Comparison of laser-desorption and fast-atom-bombardment mass spectra of a series of rhodium Rh(PPh3)2(CO)Y complexes

Abstract

Abstract : The mass spectra of a series of involatile Rh(PPh3)2(CO)Y complexes (anion Y(-) is F(-), Cl(-), I(-), -NCO(-), -NCS(-), O2CCH3(-), ONO2(-), O2PF2(-) , or OSO2CF3(-); Rh(PPh3)2(CO) is shortened to RhL2CO hereafter) were obtained using both laser desorption Fourier-transform ion cyclotron resonance (LDFTICR) and fast atom bombardment (FAB) techniques. The FAB positive ion spectra (sulfolane matrix) showed molecular ions for all complexes except RhL2COOSO2CF3, which contained the most weakly-coordinating anion. These FAB spectra also exhibited fragment ions resulting from loss of CO and PPh3. The sulfolane adduct of RhL2CO(+) and a derivative were also observed for the series, especially prominent in spectra of complexes of the less tightly-bound anions.
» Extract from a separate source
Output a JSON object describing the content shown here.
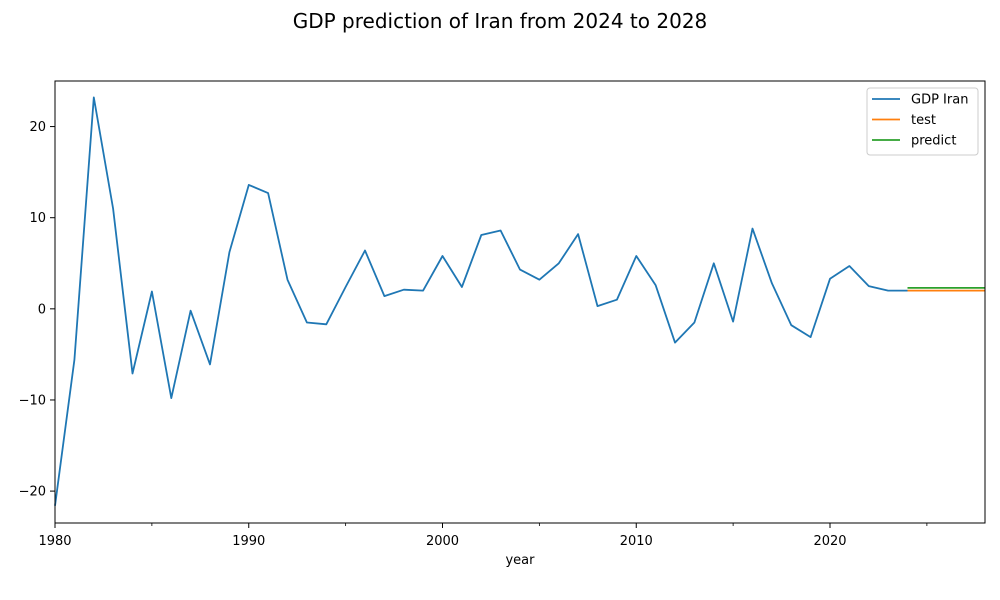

The LDFTICR positive-ion spectra were less consistent in fragmentation/rearrangement patterns over the range of anions Y(-) than were their FAB counterparts; peak intensities of the former spectra were also highly variable due to difficulties in preparing consistent probe samples. Keywords: Rh(PPh3)3(CO)Y Complexes, Laser desorption, Fourier transform ion cyclotron resonance mass spectrometry, Fast atom bombardment, Involatile compounds, Rhodium, Transition metals.